Tuesday, January 08, 2008

The Bill that no one will talk about

From the Hartford Advocate:
Full disclosure: according to a staff member from the office of Hartford’s own Congressman John Larson, this article is “not a good story.” It wasn’t worth our time to write it, nor the Congressman’s time to discuss it, and probably not worth your time to read it either. Nothing to see here, people. Move along. Worthwhile or not, the story’s about a bill that recently passed the House of Representatives and looks on track to pass the Senate and be signed into law. Over 98 percent of Congressmen, including all five from Connecticut, voted in favor of it (the final count was 404 to 6), and when a bill passes with such a high majority it’s usually easy to find among that 98 percent a few Congressmen willing to go on the record to say “I voted for this incredibly important bill because blah blah blah.”

Not this time. No one who voted for the bill wants to talk about it.

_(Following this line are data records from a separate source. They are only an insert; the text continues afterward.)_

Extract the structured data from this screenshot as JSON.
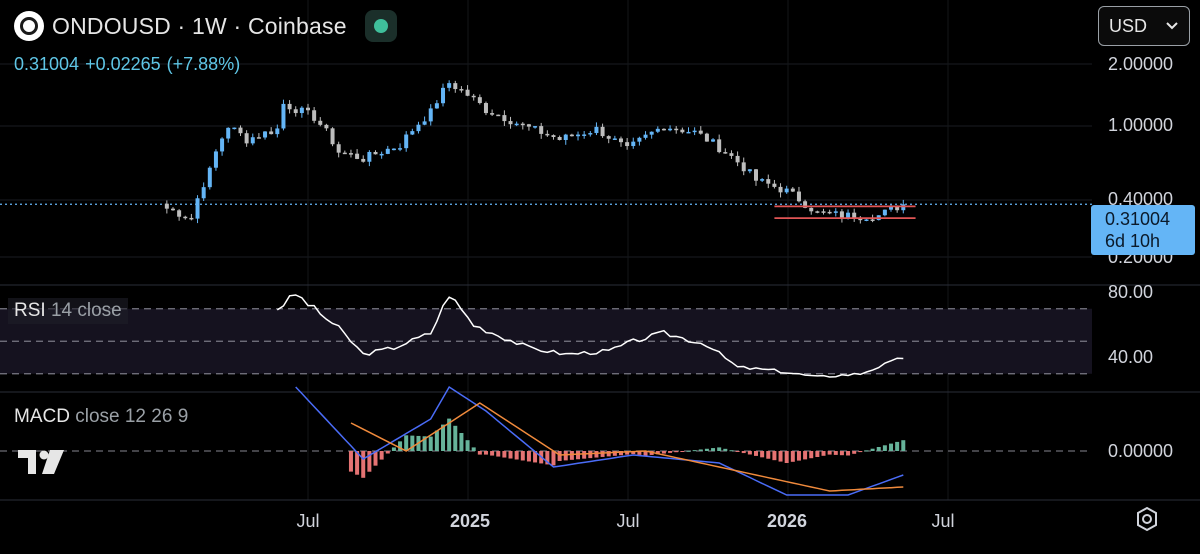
{
  "header": {
    "symbol_title": "ONDOUSD · 1W · Coinbase",
    "last_price": "0.31004",
    "change_abs": "+0.02265",
    "change_pct": "(+7.88%)"
  },
  "currency_button": {
    "label": "USD",
    "icon": "chevron-down-icon"
  },
  "price_tag": {
    "price": "0.31004",
    "countdown": "6d 10h"
  },
  "indicators": {
    "rsi": {
      "name": "RSI",
      "params": "14 close"
    },
    "macd": {
      "name": "MACD",
      "params": "close 12 26 9"
    }
  },
  "colors": {
    "background": "#000000",
    "up_candle": "#64b5f6",
    "down_candle": "#bdbdbd",
    "last_price_line": "#64b5f6",
    "range_lines": "#e05555",
    "rsi_line": "#ffffff",
    "macd_line": "#4a6cf7",
    "signal_line": "#f08a3c",
    "hist_positive": "#66b39a",
    "hist_negative": "#e57373"
  },
  "chart_data": [
    {
      "type": "candlestick",
      "symbol": "ONDOUSD",
      "interval": "1W",
      "scale": "log",
      "y_ticks": [
        "2.00000",
        "1.00000",
        "0.40000",
        "0.20000"
      ],
      "x_ticks": [
        "Jul",
        "2025",
        "Jul",
        "2026",
        "Jul"
      ],
      "ylim": [
        0.17,
        2.6
      ],
      "last": 0.31004,
      "range_high": 0.3,
      "range_low": 0.25,
      "approx_close_path": [
        {
          "date": "2024-01-22",
          "close": 0.29
        },
        {
          "date": "2024-02-19",
          "close": 0.25
        },
        {
          "date": "2024-03-11",
          "close": 0.52
        },
        {
          "date": "2024-04-01",
          "close": 1.05
        },
        {
          "date": "2024-04-22",
          "close": 0.85
        },
        {
          "date": "2024-05-27",
          "close": 1.0
        },
        {
          "date": "2024-06-03",
          "close": 1.48
        },
        {
          "date": "2024-07-08",
          "close": 1.2
        },
        {
          "date": "2024-08-05",
          "close": 0.7
        },
        {
          "date": "2024-09-02",
          "close": 0.63
        },
        {
          "date": "2024-10-14",
          "close": 0.78
        },
        {
          "date": "2024-11-18",
          "close": 1.3
        },
        {
          "date": "2024-12-09",
          "close": 2.05
        },
        {
          "date": "2025-01-20",
          "close": 1.35
        },
        {
          "date": "2025-03-03",
          "close": 1.05
        },
        {
          "date": "2025-04-14",
          "close": 0.85
        },
        {
          "date": "2025-05-26",
          "close": 1.0
        },
        {
          "date": "2025-06-30",
          "close": 0.72
        },
        {
          "date": "2025-08-11",
          "close": 1.05
        },
        {
          "date": "2025-09-15",
          "close": 0.95
        },
        {
          "date": "2025-10-20",
          "close": 0.7
        },
        {
          "date": "2025-11-24",
          "close": 0.45
        },
        {
          "date": "2025-12-29",
          "close": 0.38
        },
        {
          "date": "2026-02-02",
          "close": 0.27
        },
        {
          "date": "2026-03-09",
          "close": 0.26
        },
        {
          "date": "2026-04-13",
          "close": 0.26
        },
        {
          "date": "2026-05-11",
          "close": 0.31
        }
      ]
    },
    {
      "type": "line",
      "name": "RSI",
      "y_ticks": [
        "80.00",
        "40.00"
      ],
      "bands": [
        70,
        50,
        30
      ],
      "approx_path": [
        {
          "date": "2024-05-27",
          "value": 70
        },
        {
          "date": "2024-06-17",
          "value": 79
        },
        {
          "date": "2024-08-05",
          "value": 58
        },
        {
          "date": "2024-09-02",
          "value": 42
        },
        {
          "date": "2024-10-07",
          "value": 46
        },
        {
          "date": "2024-11-18",
          "value": 55
        },
        {
          "date": "2024-12-09",
          "value": 79
        },
        {
          "date": "2025-01-06",
          "value": 60
        },
        {
          "date": "2025-03-10",
          "value": 46
        },
        {
          "date": "2025-04-21",
          "value": 42
        },
        {
          "date": "2025-06-09",
          "value": 44
        },
        {
          "date": "2025-07-07",
          "value": 50
        },
        {
          "date": "2025-08-11",
          "value": 55
        },
        {
          "date": "2025-09-29",
          "value": 48
        },
        {
          "date": "2025-11-03",
          "value": 34
        },
        {
          "date": "2025-12-15",
          "value": 32
        },
        {
          "date": "2026-02-02",
          "value": 28
        },
        {
          "date": "2026-03-23",
          "value": 30
        },
        {
          "date": "2026-05-11",
          "value": 40
        }
      ]
    },
    {
      "type": "line",
      "name": "MACD",
      "y_ticks": [
        "0.00000"
      ],
      "series": [
        {
          "name": "MACD",
          "approx_path": [
            {
              "date": "2024-06-17",
              "value": 0.16
            },
            {
              "date": "2024-09-02",
              "value": -0.02
            },
            {
              "date": "2024-11-18",
              "value": 0.08
            },
            {
              "date": "2024-12-09",
              "value": 0.16
            },
            {
              "date": "2025-01-20",
              "value": 0.1
            },
            {
              "date": "2025-04-07",
              "value": -0.04
            },
            {
              "date": "2025-07-07",
              "value": -0.01
            },
            {
              "date": "2025-10-13",
              "value": -0.03
            },
            {
              "date": "2025-12-29",
              "value": -0.11
            },
            {
              "date": "2026-03-09",
              "value": -0.11
            },
            {
              "date": "2026-05-11",
              "value": -0.06
            }
          ]
        },
        {
          "name": "Signal",
          "approx_path": [
            {
              "date": "2024-08-19",
              "value": 0.07
            },
            {
              "date": "2024-10-21",
              "value": 0.0
            },
            {
              "date": "2025-01-13",
              "value": 0.12
            },
            {
              "date": "2025-04-14",
              "value": -0.01
            },
            {
              "date": "2025-07-21",
              "value": 0.0
            },
            {
              "date": "2025-11-03",
              "value": -0.05
            },
            {
              "date": "2026-02-16",
              "value": -0.1
            },
            {
              "date": "2026-05-11",
              "value": -0.09
            }
          ]
        }
      ]
    }
  ]
}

And when we called Larson’s D.C. office hoping to chat, staff member Emily Barocas said: “I used to be a journalist — I was on NPR — so I know where you’re coming from. I know what it’s like to want to get that big scoop, but this isn’t it … I know a good story from a bad story. This isn’t a good story.”

[...]

What is this Bill of Mystery, that Congresspeople will vote for yet not discuss? It’s called the Violent Radicalization and Homegrown Terrorism Prevention Act, also known as HR 1955, and one of the first things it says is that “Congress finds … The Internet has aided in facilitating violent radicalization, ideologically based violence, and the homegrown terrorism process in the United States by providing access to ... terrorist-related propaganda to United States citizens.”
Four hundred and four Congressthugs voted for it, and yet this newspaper can't get any of them to say why they voted for it. The only answer they can get is, trust us, it's not really that important anyway.
“Violent radicalization,” one of the threats the bill seeks to curb, is defined there as “the process of adopting or promoting an extremist belief system for the purpose of facilitating ideologically-based violence to advance political, religious or social change.”
Extremist views such these, for example:
Gun Control is a conspiracy to enslave us starting with the removal of our ability to either defend ourselves or forcefully change our government.

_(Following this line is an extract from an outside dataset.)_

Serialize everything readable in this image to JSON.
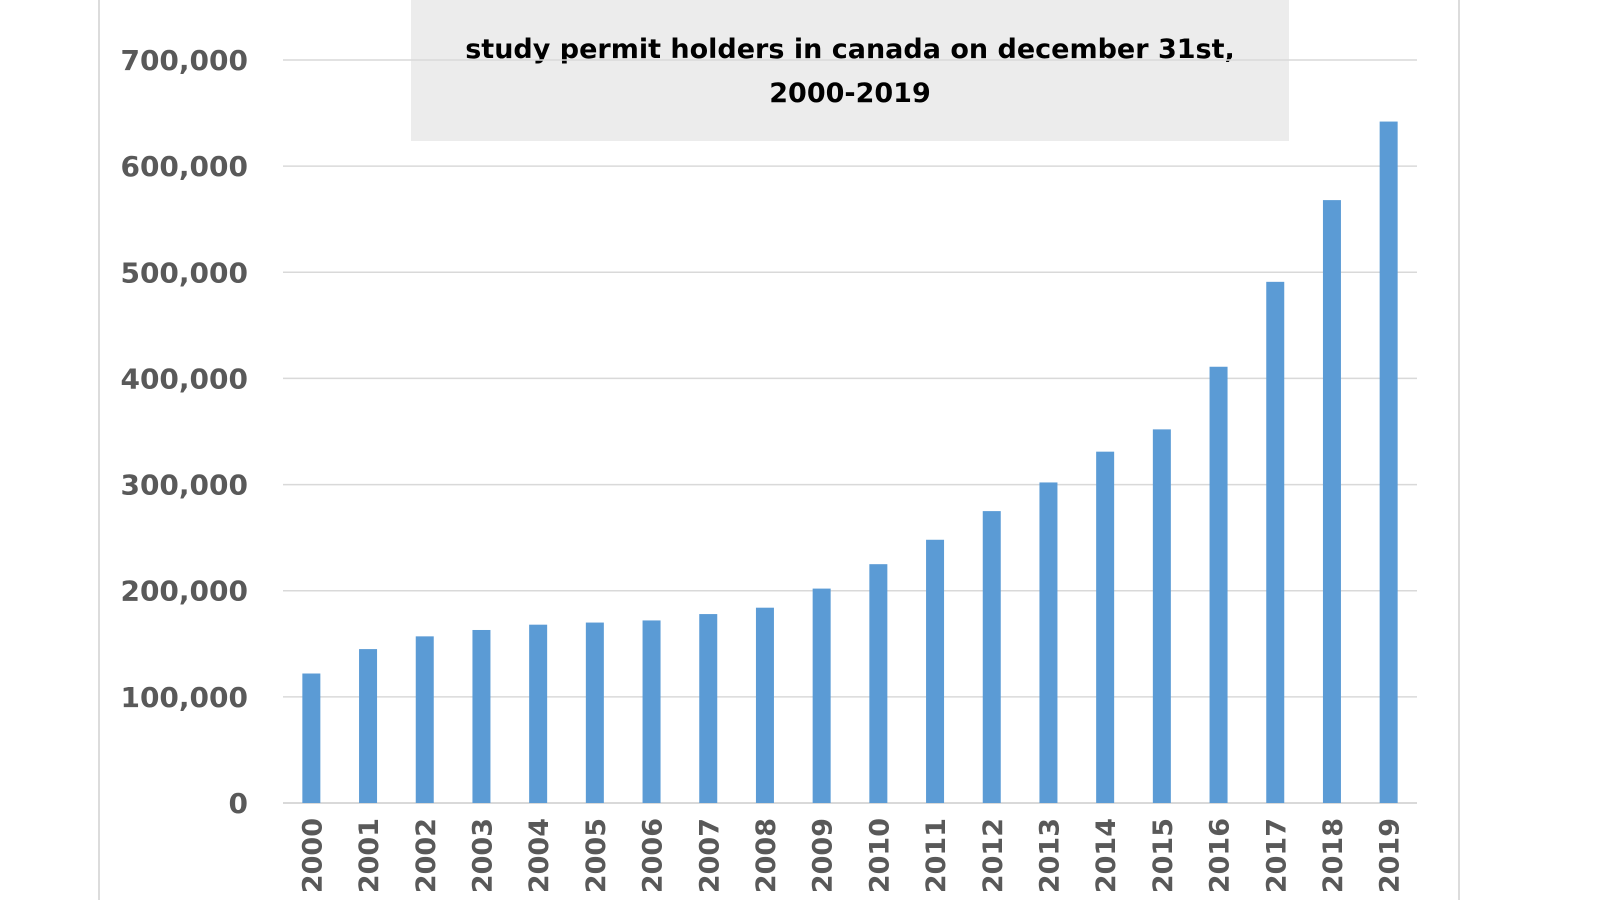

All judicial authority resides with the people. The jury, not the Judge, directs trials and can nullify laws they do not approve of.

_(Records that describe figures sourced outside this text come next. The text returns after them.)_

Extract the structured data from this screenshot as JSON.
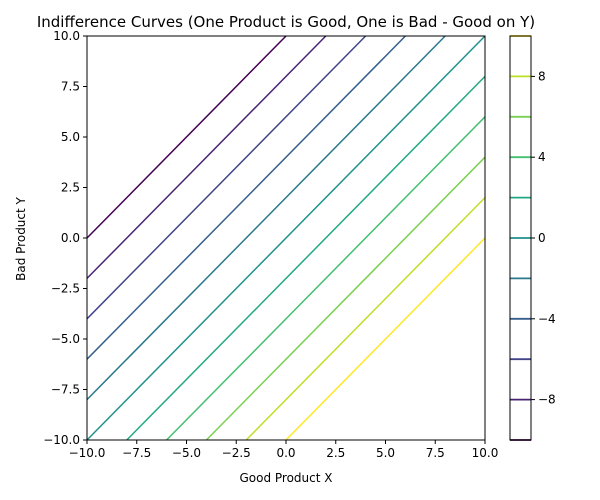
{
  "chart_data": {
    "type": "line",
    "title": "Indifference Curves (One Product is Good, One is Bad - Good on Y)",
    "xlabel": "Good Product X",
    "ylabel": "Bad Product Y",
    "xlim": [
      -10,
      10
    ],
    "ylim": [
      -10,
      10
    ],
    "x_ticks": [
      -10.0,
      -7.5,
      -5.0,
      -2.5,
      0.0,
      2.5,
      5.0,
      7.5,
      10.0
    ],
    "y_ticks": [
      -10.0,
      -7.5,
      -5.0,
      -2.5,
      0.0,
      2.5,
      5.0,
      7.5,
      10.0
    ],
    "x_tick_labels": [
      "−10.0",
      "−7.5",
      "−5.0",
      "−2.5",
      "0.0",
      "2.5",
      "5.0",
      "7.5",
      "10.0"
    ],
    "y_tick_labels": [
      "−10.0",
      "−7.5",
      "−5.0",
      "−2.5",
      "0.0",
      "2.5",
      "5.0",
      "7.5",
      "10.0"
    ],
    "grid": false,
    "relation": "y = x - level",
    "levels": [
      -10,
      -8,
      -6,
      -4,
      -2,
      0,
      2,
      4,
      6,
      8,
      10
    ],
    "colors": [
      "#440154",
      "#482475",
      "#414487",
      "#355f8d",
      "#2a788e",
      "#21918c",
      "#22a884",
      "#44bf70",
      "#7ad151",
      "#bddf26",
      "#fde725"
    ],
    "colorbar": {
      "range": [
        -10,
        10
      ],
      "ticks": [
        -8,
        -4,
        0,
        4,
        8
      ],
      "tick_labels": [
        "−8",
        "−4",
        "0",
        "4",
        "8"
      ]
    }
  }
}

U.S. sovereignty is being surrendered to the U.N., World Court, and World Bank, with the U.S. becoming an economic region of this New World Order.
And as Kucinich said in the article, acts of violence are already illegal. This is nothing but the criminalization of thought.

And if this is mere paranoia, then why won't those who voted for it explain why and how it is not criminalization of thought, instead of just saying, trust us, it's really no big deal.

Besides, we're way past slippery slope time. Just ask this Constitutionalist.
The sheriff said the decision to use SWAT team force was justified because the father was a "self-proclaimed constitutionalist" and had made threats and "comments" over the years.